In prose, which syllables receive emphasis within a string of monosyllables can be very open. The following two lines are mis-scanned by reversing every ictus/nonictus (except those on "before" which are lexically determined):
   / × / × / × / × × /
 What hast thou then more than thou hadst before?

  / × / × / × / × / ×
 No love, my love, that thou mayst true love call; (40.2-3)
Although a little awkward, these emphases yield an acceptable prose sense; yet we can be quite sure they were not intended by Shakespeare. The following more likely scansion (which retains one reversal) shows how Shakespeare works with meter to convey meaning:
   × / × / / × × / × /
 What hast thou then more than thou hadst before?

  × / × / × / × / × /
 No love, my love, that thou mayst true love call; (40.2-3)

==Source and analysis==
Commonly viewed as parallel to the situation in Sonnets 133, 134, and 144, the sonnet appears in this light to reflect a situation in which the speaker's beloved has seduced the speaker's mistress. While the seeming specificity of the reference has tantalized biographical critics, it has also been likened (for instance, by Geoffrey Bullough) to the central situation of The Two Gentlemen of Verona. The situation described, if not wholly unique to Shakespeare, is at least highly unusual, as Sidney Lee notes. Parallels have been noted in Petrarch and in Theodore Beza's Poematica, but these are not as implicitly sexual as Shakespeare's poem.

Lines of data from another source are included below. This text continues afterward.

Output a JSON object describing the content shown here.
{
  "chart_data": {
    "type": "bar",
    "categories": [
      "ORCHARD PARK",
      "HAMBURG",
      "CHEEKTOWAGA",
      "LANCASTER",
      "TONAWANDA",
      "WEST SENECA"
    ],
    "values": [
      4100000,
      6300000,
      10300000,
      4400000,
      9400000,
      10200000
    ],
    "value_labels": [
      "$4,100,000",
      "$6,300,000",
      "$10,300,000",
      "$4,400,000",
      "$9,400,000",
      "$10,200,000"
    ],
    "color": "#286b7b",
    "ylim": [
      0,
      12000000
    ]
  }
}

Line 5 is glossed by Edward Dowden as "If for love of me thou receivest her whom I love"; George Wyndham, though, has it "If, instead of my love, you take the woman whom I love." Line 8, the next vague line, has received even more varied interpretations. Dowden has it "Deceive yourself by an unlawful union while you refuse lawful wedlock"; Beeching has it "by taking in willfulness my mistress whom you yet do not love"; Lee says "'What thou refusest is that lascivious indulgence which in reality thou disdainest." C. C. Stopes relates the line to other sonnets written in condemnation of illicit lust.